For the RFATS portion, a subcommittee will recommend projects to the full group. The schedule up for approval Friday would have projects submitted by April 9, reviewed by the subcommittee later that month and recommended in May to the full RFATS policy committee. The larger group would give final approval in June.
Whether projects in eastern York County and nearby Indian Land get funding, residents there won’t be able to say they were underrepresented.
Fort Mill and Tega Cay have their mayors, Guynn Savage and David O’Neal, respectively, on the subcommittee. Michael Johnson, whose York County Council district serves much of the same area, joins Lancaster County Council member Brian Carnes from Indian Land. Kathy Pender represents Rock Hill City Council.
Non-voting subcommittee members include top planners from Fort Mill, Tega Cay, York County and Lancaster County, along with an RFATS staff member.
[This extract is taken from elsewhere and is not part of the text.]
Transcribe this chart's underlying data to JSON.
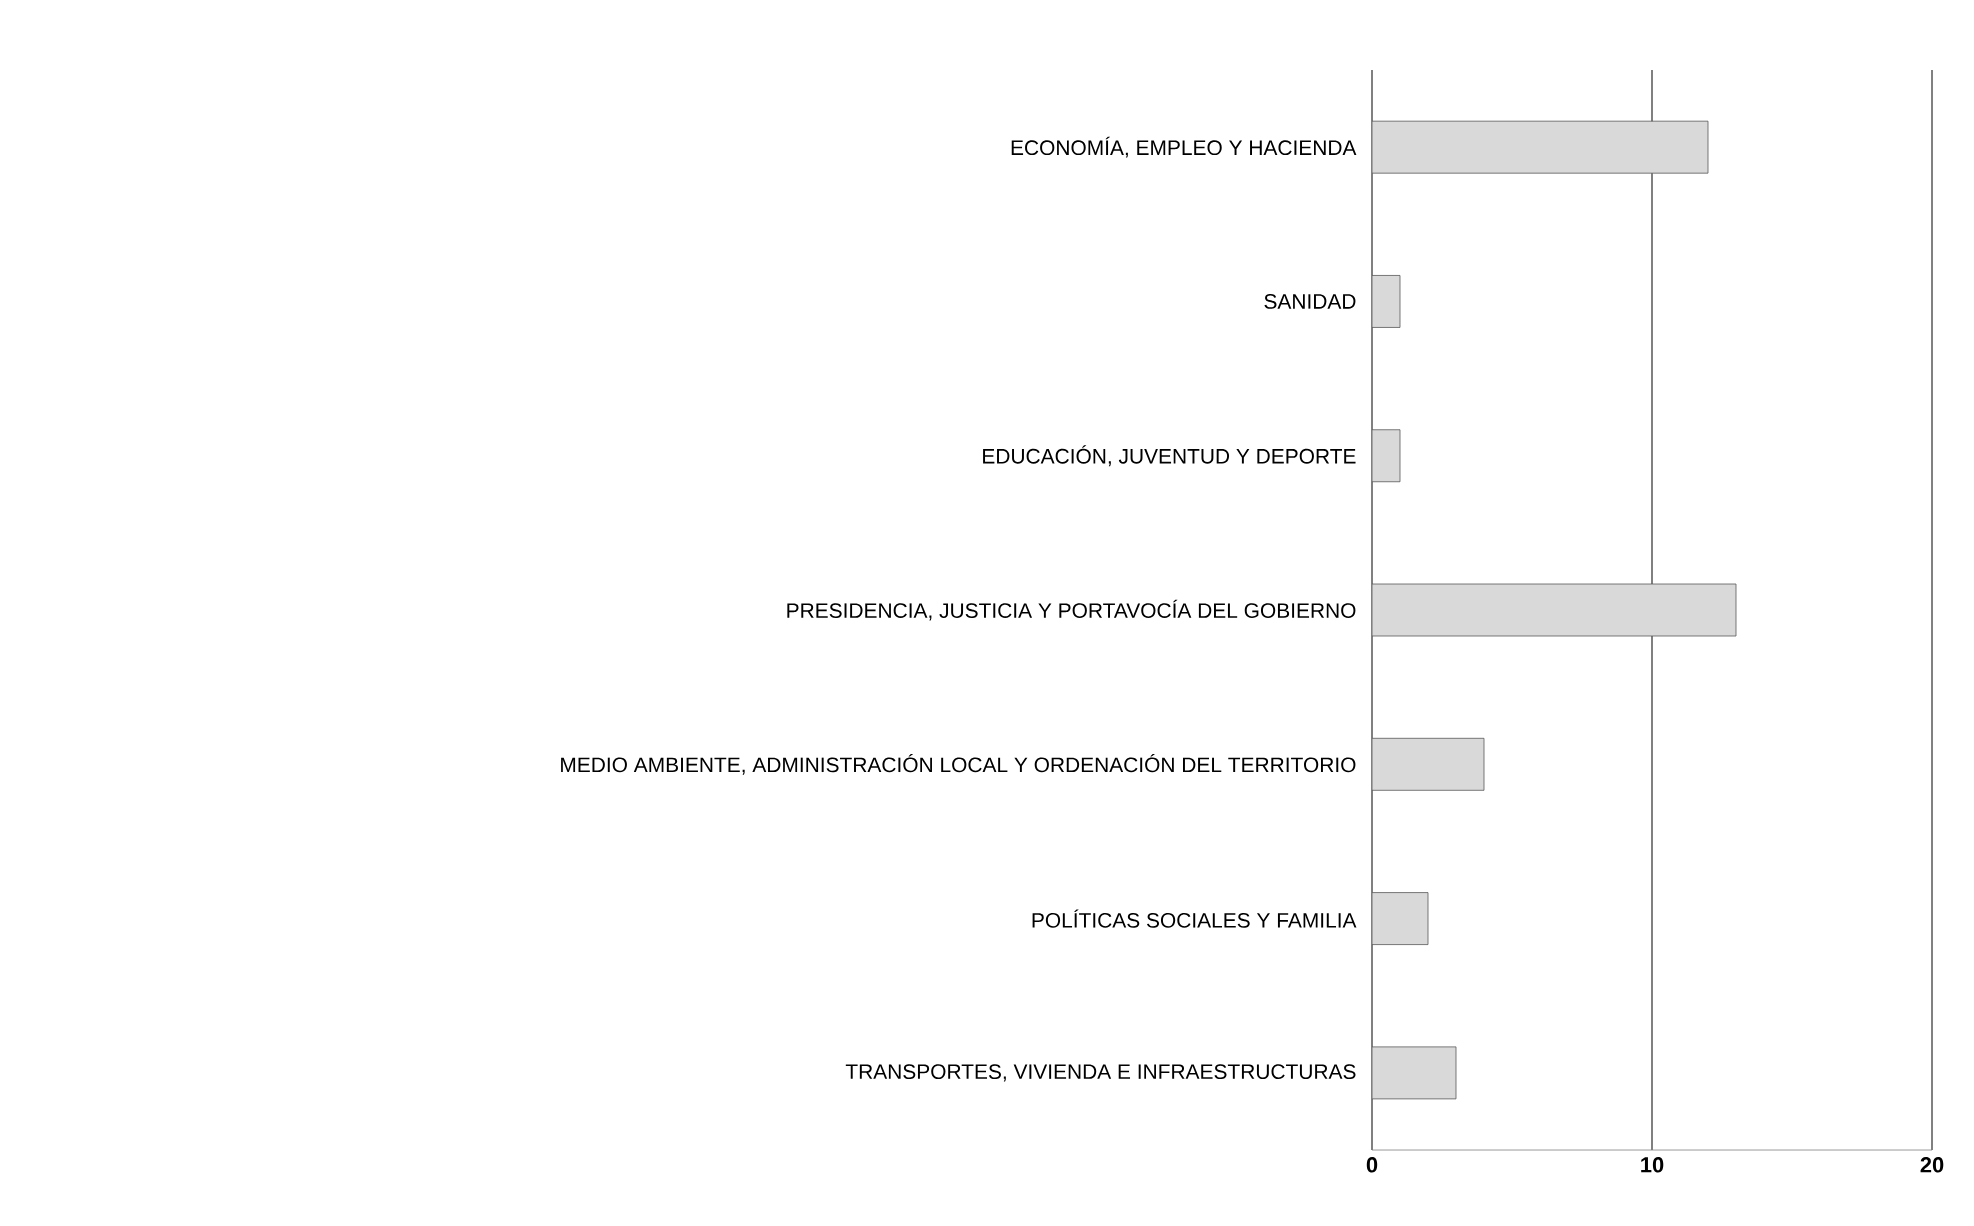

Along with overall bang for the buck, local support for a project, including input from local government and citizens, is part of the selection process. How the project would fit into existing plans or conditions is considered.
Existing transportation alternative projects include pedestrian connectivity projects at Nation Ford High School in Fort Mill, Columbia and Oakland avenues in Rock Hill and East Liberty Street in York. Another, outside the RFATS area, involves Edgeland Road in Chester County.
According to the state transportation department, about 2.5 percent of South Carolina citizens walk or bike to work.